Even though I don’t have a Velcro attachment for my iPod, I, too, use music like a drug to help “check out” from the immediate environment. I’ve never quite outgrown the teenager who locks herself in her room with a boombox, except technology has given me the tools to take that lifestyle anywhere.
Driving on Lincoln with KT Tunstall’s “Suddenly I See” turned up too loud got me into a fender bender last week and cost me a headlight. I lay partial blame on the rain and the rollerblader who darted into the crosswalk, but the loud music didn’t help me focus on the road ahead. My ditziness isn’t limited to driving; Just crossing campus with my head in my playlist has gotten me into several near-collisions.

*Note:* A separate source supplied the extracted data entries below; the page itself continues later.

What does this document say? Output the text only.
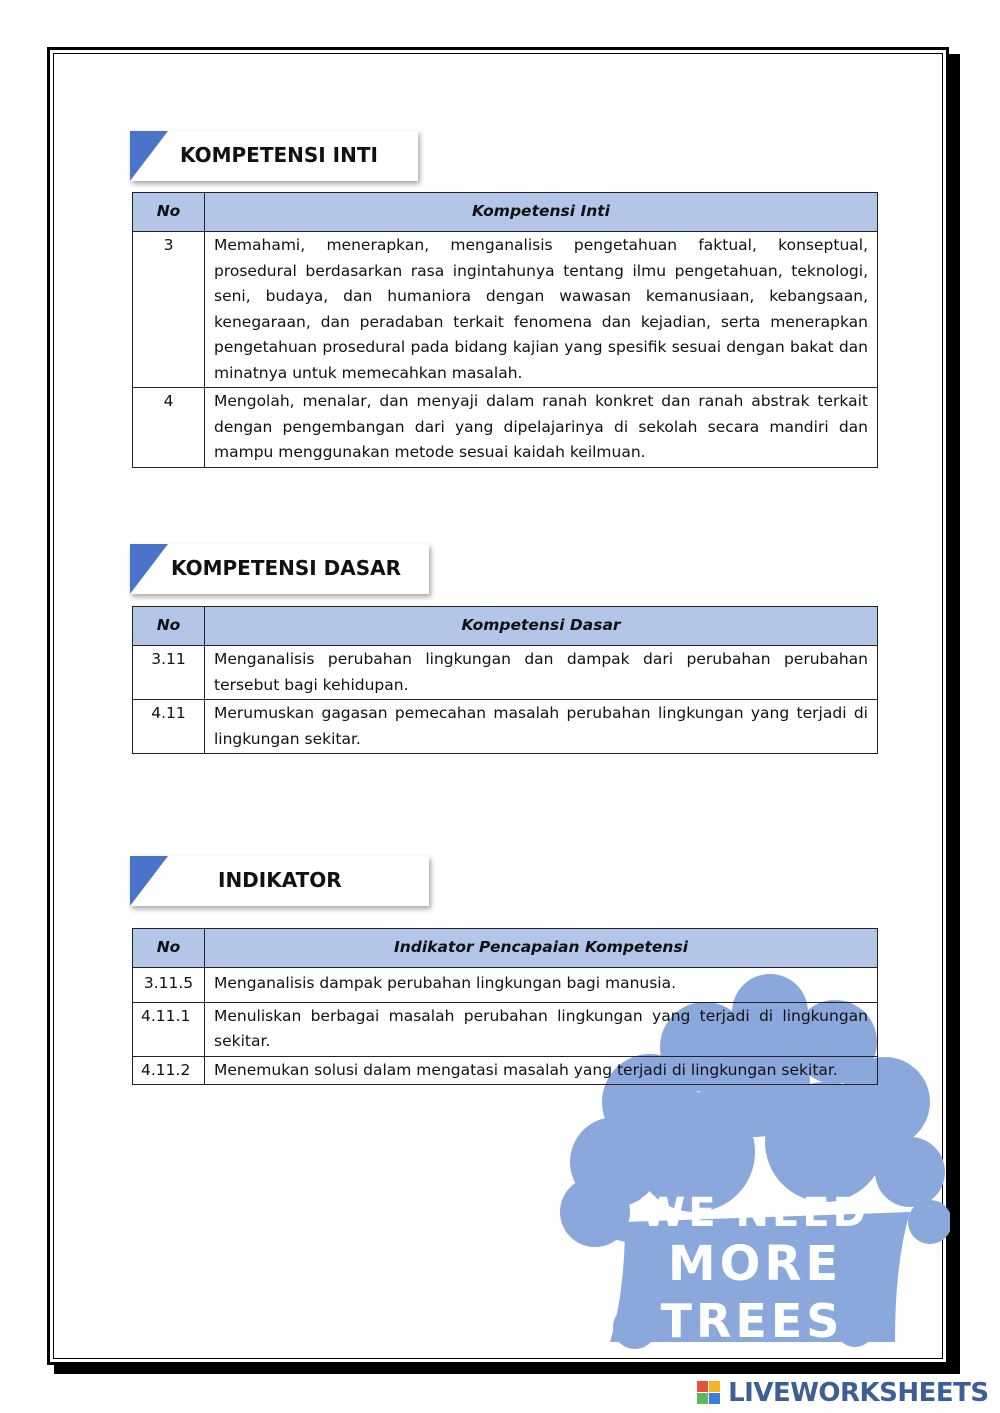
KOMPETENSI INTI
No	Kompetensi Inti
3	Memahami, menerapkan, menganalisis pengetahuan faktual, konseptual, prosedural berdasarkan rasa ingintahunya tentang ilmu pengetahuan, teknologi, seni, budaya, dan humaniora dengan wawasan kemanusiaan, kebangsaan, kenegaraan, dan peradaban terkait fenomena dan kejadian, serta menerapkan pengetahuan prosedural pada bidang kajian yang spesifik sesuai dengan bakat dan minatnya untuk memecahkan masalah.
4	Mengolah, menalar, dan menyaji dalam ranah konkret dan ranah abstrak terkait dengan pengembangan dari yang dipelajarinya di sekolah secara mandiri dan mampu menggunakan metode sesuai kaidah keilmuan.
KOMPETENSI DASAR
No	Kompetensi Dasar
3.11	Menganalisis perubahan lingkungan dan dampak dari perubahan perubahan tersebut bagi kehidupan.
4.11	Merumuskan gagasan pemecahan masalah perubahan lingkungan yang terjadi di lingkungan sekitar.
WE NEED
MORE
TREES
INDIKATOR
No	Indikator Pencapaian Kompetensi
3.11.5	Menganalisis dampak perubahan lingkungan bagi manusia.
4.11.1	Menuliskan berbagai masalah perubahan lingkungan yang terjadi di lingkungan sekitar.
4.11.2	Menemukan solusi dalam mengatasi masalah yang terjadi di lingkungan sekitar.
LIVEWORKSHEETS
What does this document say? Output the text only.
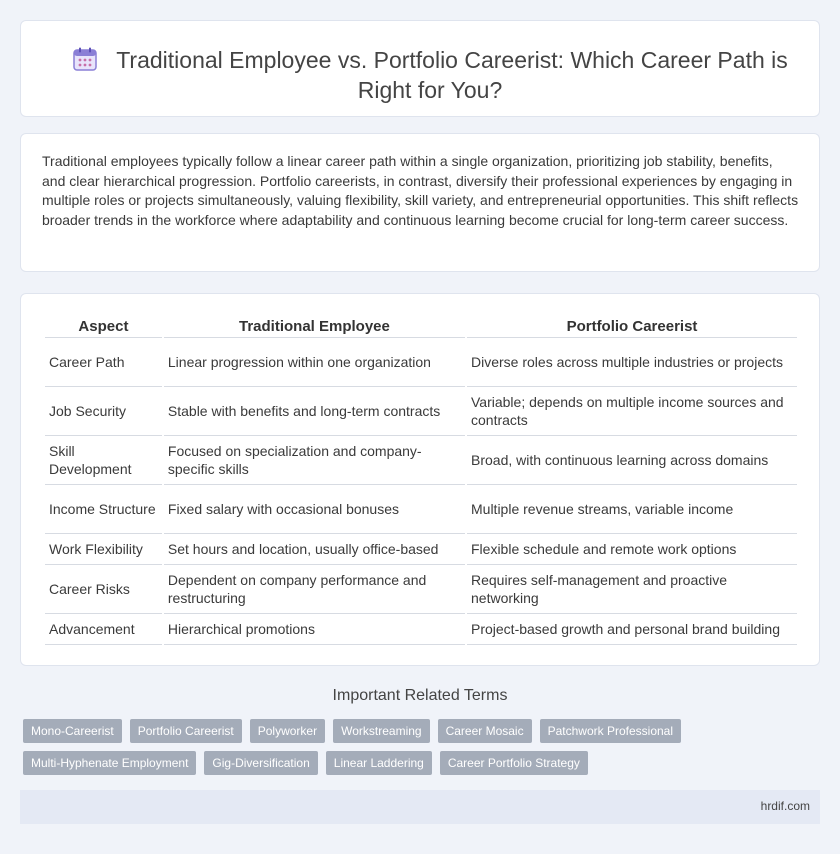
Traditional Employee vs. Portfolio Careerist: Which Career Path is Right for You?

Traditional employees typically follow a linear career path within a single organization, prioritizing job stability, benefits, and clear hierarchical progression. Portfolio careerists, in contrast, diversify their professional experiences by engaging in multiple roles or projects simultaneously, valuing flexibility, skill variety, and entrepreneurial opportunities. This shift reflects broader trends in the workforce where adaptability and continuous learning become crucial for long-term career success.

Aspect	Traditional Employee	Portfolio Careerist
Career Path	Linear progression within one organization	Diverse roles across multiple industries or projects
Job Security	Stable with benefits and long-term contracts	Variable; depends on multiple income sources and contracts
Skill Development	Focused on specialization and company-specific skills	Broad, with continuous learning across domains
Income Structure	Fixed salary with occasional bonuses	Multiple revenue streams, variable income
Work Flexibility	Set hours and location, usually office-based	Flexible schedule and remote work options
Career Risks	Dependent on company performance and restructuring	Requires self-management and proactive networking
Advancement	Hierarchical promotions	Project-based growth and personal brand building
Important Related Terms
Mono-Careerist	Portfolio Careerist	Polyworker	Workstreaming	Career Mosaic	Patchwork Professional
Multi-Hyphenate Employment	Gig-Diversification	Linear Laddering	Career Portfolio Strategy
hrdif.com
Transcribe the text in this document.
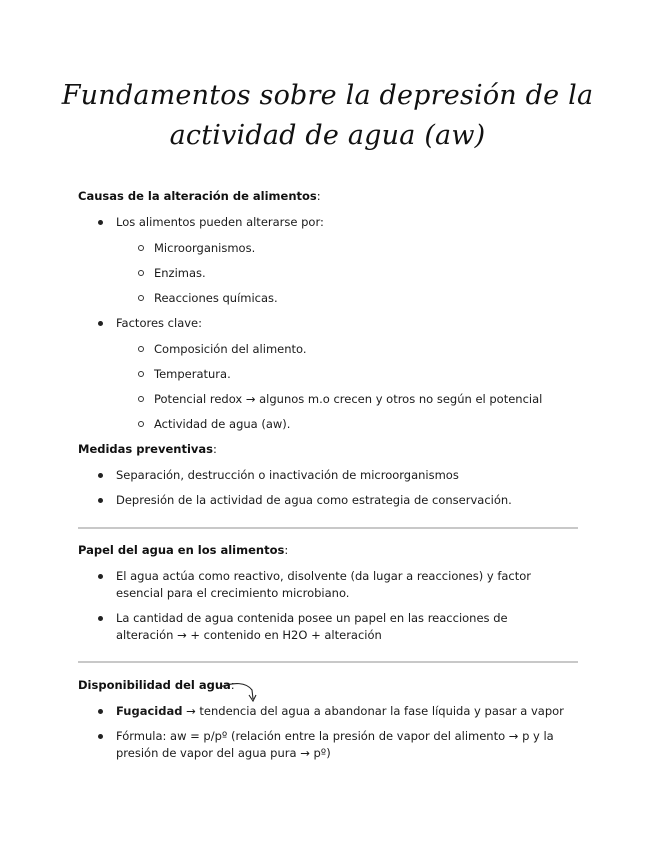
Fundamentos sobre la depresión de la
actividad de agua (aw)
Causas de la alteración de alimentos:
Los alimentos pueden alterarse por:
Microorganismos.
Enzimas.
Reacciones químicas.
Factores clave:
Composición del alimento.
Temperatura.
Potencial redox → algunos m.o crecen y otros no según el potencial
Actividad de agua (aw).
Medidas preventivas:
Separación, destrucción o inactivación de microorganismos
Depresión de la actividad de agua como estrategia de conservación.
Papel del agua en los alimentos:
El agua actúa como reactivo, disolvente (da lugar a reacciones) y factor
esencial para el crecimiento microbiano.
La cantidad de agua contenida posee un papel en las reacciones de
alteración → + contenido en H2O + alteración
Disponibilidad del agua:
Fugacidad → tendencia del agua a abandonar la fase líquida y pasar a vapor
Fórmula: aw = p/pº (relación entre la presión de vapor del alimento → p y la
presión de vapor del agua pura → pº)
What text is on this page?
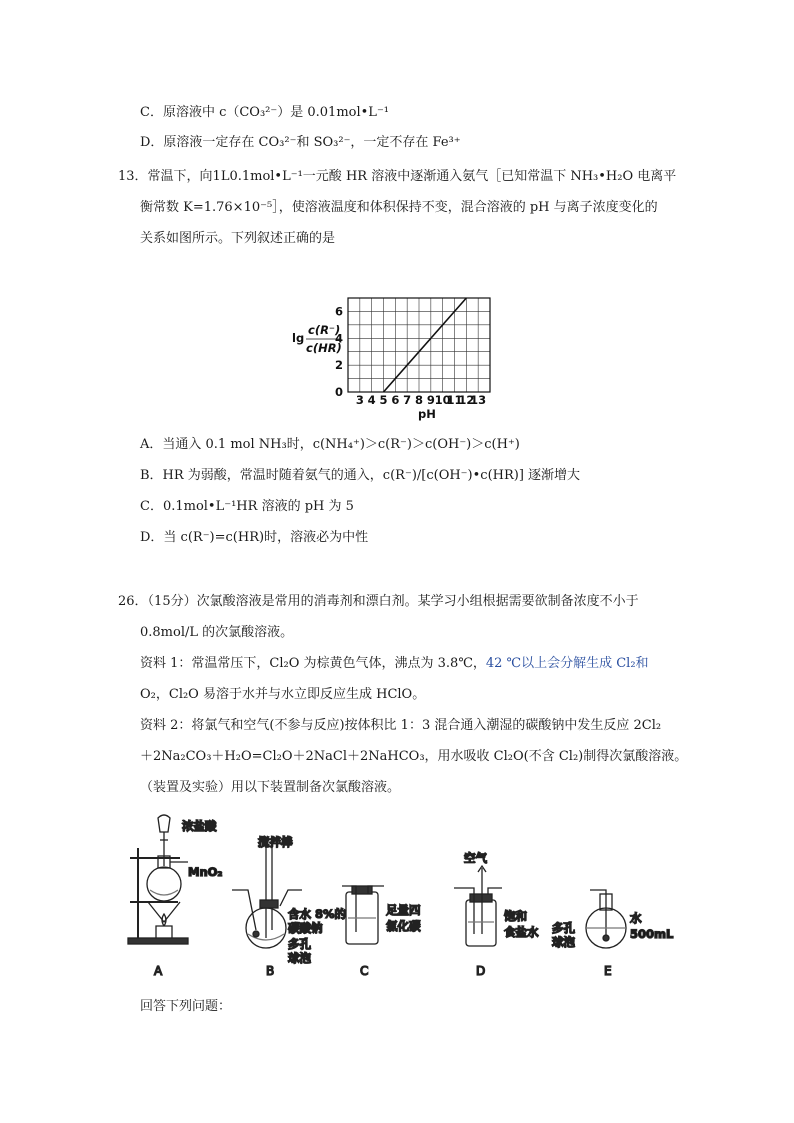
C．原溶液中 c（CO₃²⁻）是 0.01mol•L⁻¹
D．原溶液一定存在 CO₃²⁻和 SO₃²⁻，一定不存在 Fe³⁺
13．常温下，向1L0.1mol•L⁻¹一元酸 HR 溶液中逐渐通入氨气［已知常温下 NH₃•H₂O 电离平
衡常数 K=1.76×10⁻⁵］，使溶液温度和体积保持不变，混合溶液的 pH 与离子浓度变化的
关系如图所示。下列叙述正确的是
3 4 5 6 7 8 9 10
11
12
13
0
2
4
6
lg
c(R⁻)
c(HR)
pH
A．当通入 0.1 mol NH₃时，c(NH₄⁺)＞c(R⁻)＞c(OH⁻)＞c(H⁺)
B．HR 为弱酸，常温时随着氨气的通入，c(R⁻)/[c(OH⁻)•c(HR)] 逐渐增大
C．0.1mol•L⁻¹HR 溶液的 pH 为 5
D．当 c(R⁻)=c(HR)时，溶液必为中性
26．（15分）次氯酸溶液是常用的消毒剂和漂白剂。某学习小组根据需要欲制备浓度不小于
0.8mol/L 的次氯酸溶液。
资料 1：常温常压下，Cl₂O 为棕黄色气体，沸点为 3.8℃，42 ℃以上会分解生成 Cl₂和
O₂，Cl₂O 易溶于水并与水立即反应生成 HClO。
资料 2：将氯气和空气(不参与反应)按体积比 1：3 混合通入潮湿的碳酸钠中发生反应 2Cl₂
＋2Na₂CO₃＋H₂O=Cl₂O＋2NaCl＋2NaHCO₃，用水吸收 Cl₂O(不含 Cl₂)制得次氯酸溶液。
（装置及实验）用以下装置制备次氯酸溶液。
浓盐酸
MnO₂
A
搅拌棒
含水 8%的
碳酸钠
多孔
球泡
B
足量四
氯化碳
C
空气
饱和
食盐水
D
多孔
球泡
水
500mL
E
回答下列问题：
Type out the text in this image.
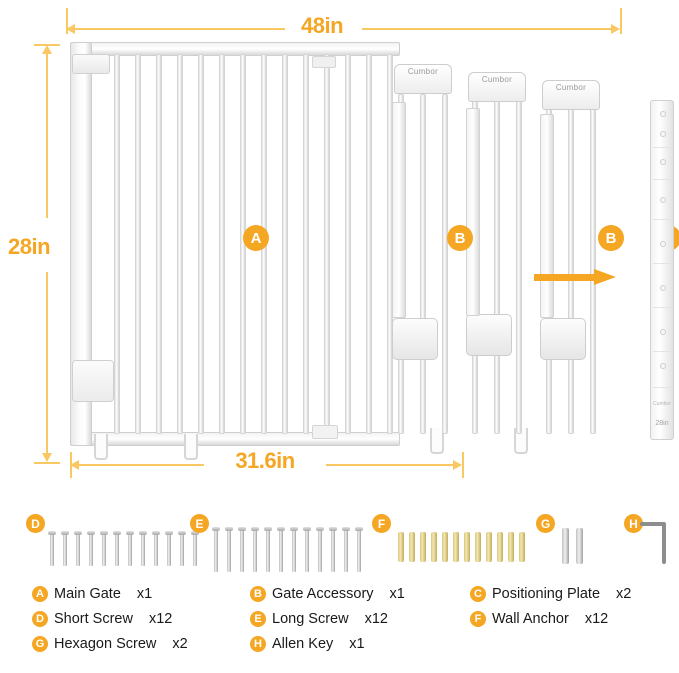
48in
28in
31.6in
Cumbor
Cumbor
Cumbor
A	B	B
Cumbor
28in
D	E	F	G	H
A Main Gate x1	B Gate Accessory x1	C Positioning Plate x2
D Short Screw x12	E Long Screw x12	F Wall Anchor x12
G Hexagon Screw x2	H Allen Key x1
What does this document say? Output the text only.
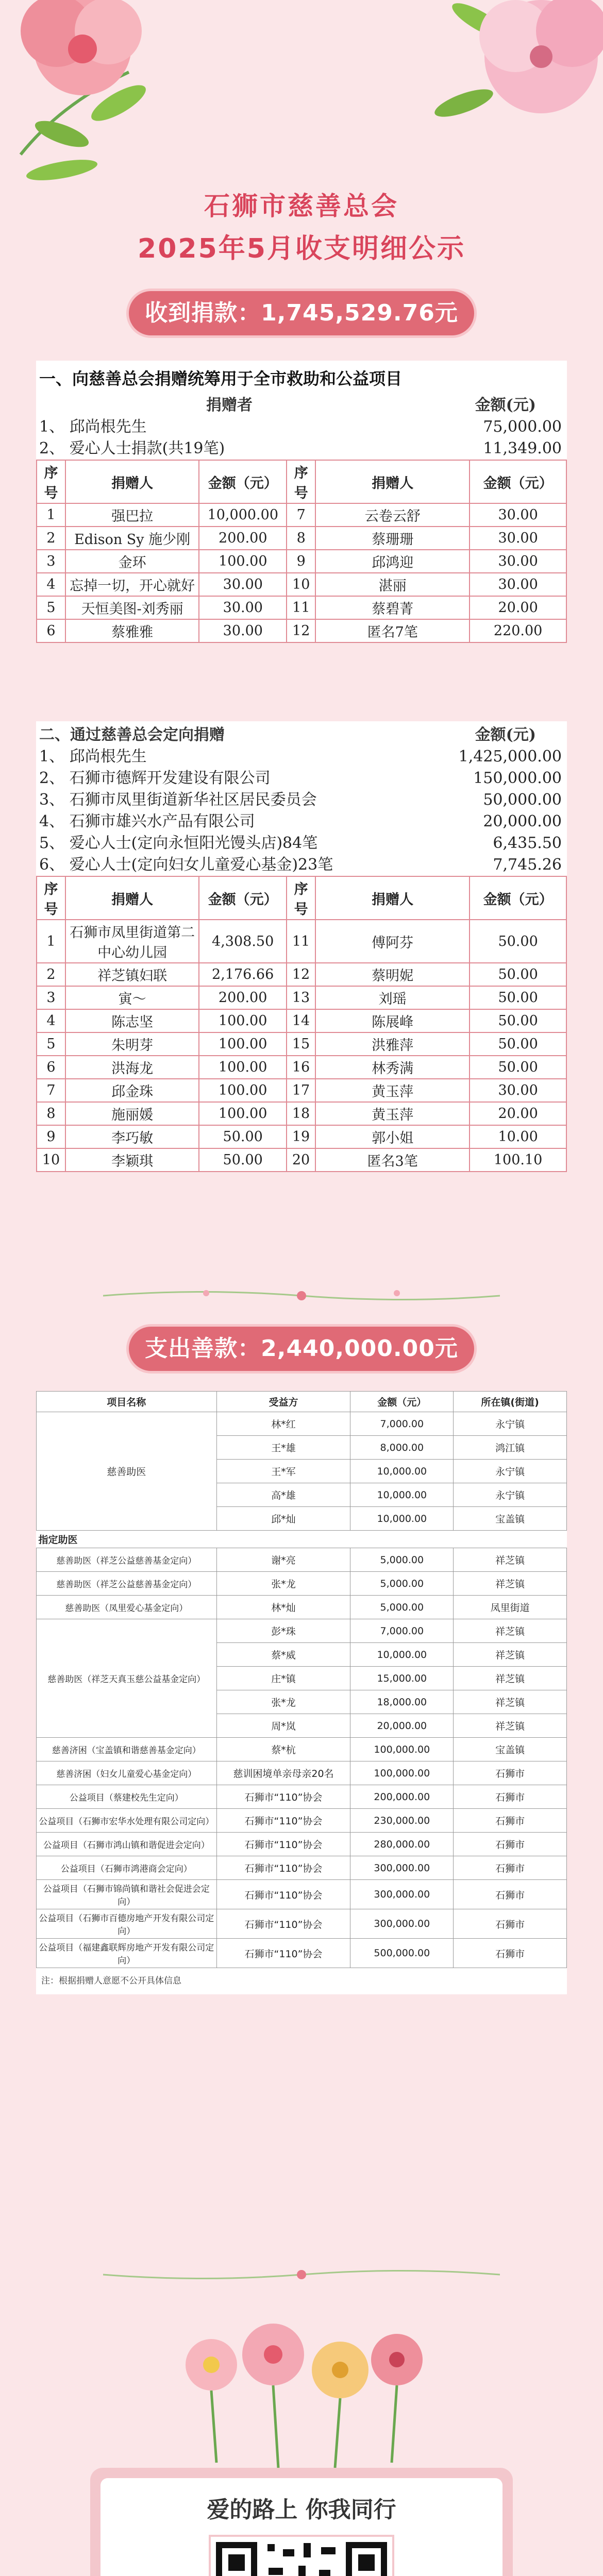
石狮市慈善总会
2025年5月收支明细公示
收到捐款：1,745,529.76元
一、向慈善总会捐赠统筹用于全市救助和公益项目
捐赠者	金额(元)
1、 邱尚根先生	75,000.00
2、 爱心人士捐款(共19笔)	11,349.00
序号	捐赠人	金额（元）	序号	捐赠人	金额（元）
1	强巴拉	10,000.00	7	云卷云舒	30.00
2	Edison Sy 施少刚	200.00	8	蔡珊珊	30.00
3	金环	100.00	9	邱鸿迎	30.00
4	忘掉一切，开心就好	30.00	10	湛丽	30.00
5	天恒美图-刘秀丽	30.00	11	蔡碧菁	20.00
6	蔡雅雅	30.00	12	匿名7笔	220.00
二、通过慈善总会定向捐赠	金额(元)
1、 邱尚根先生	1,425,000.00
2、 石狮市德辉开发建设有限公司	150,000.00
3、 石狮市凤里街道新华社区居民委员会	50,000.00
4、 石狮市雄兴水产品有限公司	20,000.00
5、 爱心人士(定向永恒阳光馒头店)84笔	6,435.50
6、 爱心人士(定向妇女儿童爱心基金)23笔	7,745.26
序号	捐赠人	金额（元）	序号	捐赠人	金额（元）
1	石狮市凤里街道第二中心幼儿园	4,308.50	11	傅阿芬	50.00
2	祥芝镇妇联	2,176.66	12	蔡明妮	50.00
3	寅～	200.00	13	刘瑶	50.00
4	陈志坚	100.00	14	陈展峰	50.00
5	朱明芽	100.00	15	洪雅萍	50.00
6	洪海龙	100.00	16	林秀满	50.00
7	邱金珠	100.00	17	黄玉萍	30.00
8	施丽媛	100.00	18	黄玉萍	20.00
9	李巧敏	50.00	19	郭小姐	10.00
10	李颖琪	50.00	20	匿名3笔	100.10
支出善款：2,440,000.00元
项目名称	受益方	金额（元）	所在镇(街道)
慈善助医	林*红	7,000.00	永宁镇
	王*雄	8,000.00	鸿江镇
	王*军	10,000.00	永宁镇
	高*雄	10,000.00	永宁镇
	邱*灿	10,000.00	宝盖镇
指定助医			
慈善助医（祥芝公益慈善基金定向）	谢*亮	5,000.00	祥芝镇
慈善助医（祥芝公益慈善基金定向）	张*龙	5,000.00	祥芝镇
慈善助医（凤里爱心基金定向）	林*灿	5,000.00	凤里街道
慈善助医（祥芝天真玉慈公益基金定向）	彭*珠	7,000.00	祥芝镇
	蔡*威	10,000.00	祥芝镇
	庄*镇	15,000.00	祥芝镇
	张*龙	18,000.00	祥芝镇
	周*岚	20,000.00	祥芝镇
慈善济困（宝盖镇和谐慈善基金定向）	蔡*杭	100,000.00	宝盖镇
慈善济困（妇女儿童爱心基金定向）	慈训困境单亲母亲20名	100,000.00	石狮市
公益项目（蔡建校先生定向）	石狮市“110”协会	200,000.00	石狮市
公益项目（石狮市宏华水处理有限公司定向）	石狮市“110”协会	230,000.00	石狮市
公益项目（石狮市鸿山镇和谐促进会定向）	石狮市“110”协会	280,000.00	石狮市
公益项目（石狮市鸿港商会定向）	石狮市“110”协会	300,000.00	石狮市
公益项目（石狮市锦尚镇和谐社会促进会定向）	石狮市“110”协会	300,000.00	石狮市
公益项目（石狮市百德房地产开发有限公司定向）	石狮市“110”协会	300,000.00	石狮市
公益项目（福建鑫联辉房地产开发有限公司定向）	石狮市“110”协会	500,000.00	石狮市
注：根据捐赠人意愿不公开具体信息
爱的路上 你我同行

I’ve enjoyed many uplifting moments when just the right song over my speakers reminded me life is about more than just me. But I’ve also gotten rid of albums that seemed to have a negative impact. There was nothing wrong with the musical style or the lyrics in themselves; I just felt myself getting angrier in traffic after listening to them.
What seems to work is avoiding music that is inappropriate to my current situation. If I’m neither angry nor getting over a relationship, angry break-up songs don’t do anything but make me irritable. They also manage to pull me years back in time to my last angry break-up. At the same time, sentimental love songs, like romantic comedies, can be depressing while I’m single. Finally I realized I could just delete certain tracks from my iTunes instead of letting them pull me back into a stew of mixed emotions. It was amazing how my mood changed when I replaced them with bright, sunny songs that had no connotations—good or bad—previously attached.
Nick Hornby, in his fantastic book “High Fidelity,” wrote: “People worry about kids playing with guns, and teenagers watching violent videos; we are scared that some sort of culture of violence will take them over. Nobody worries about kids listening to thousands—literally thousands—of songs about broken hearts and rejection and pain and misery and loss. The unhappiest people I know, romantically speaking, are the ones who like pop music the most; and I don’t know whether pop music has caused this unhappiness, but I do know that they’ve been listening to the sad songs longer than they’ve been living the unhappy lives.”
I wonder why we don’t have more music about things like seeing a shooting star when you least expected it, or returning books to the library right before they are due. Maybe I should start writing songs about how great my best friend is, or the first Popsicle of the summer. Would anyone else listen to them, or are we all as infatuated with romance as the Top 40 radio stations seem to imply?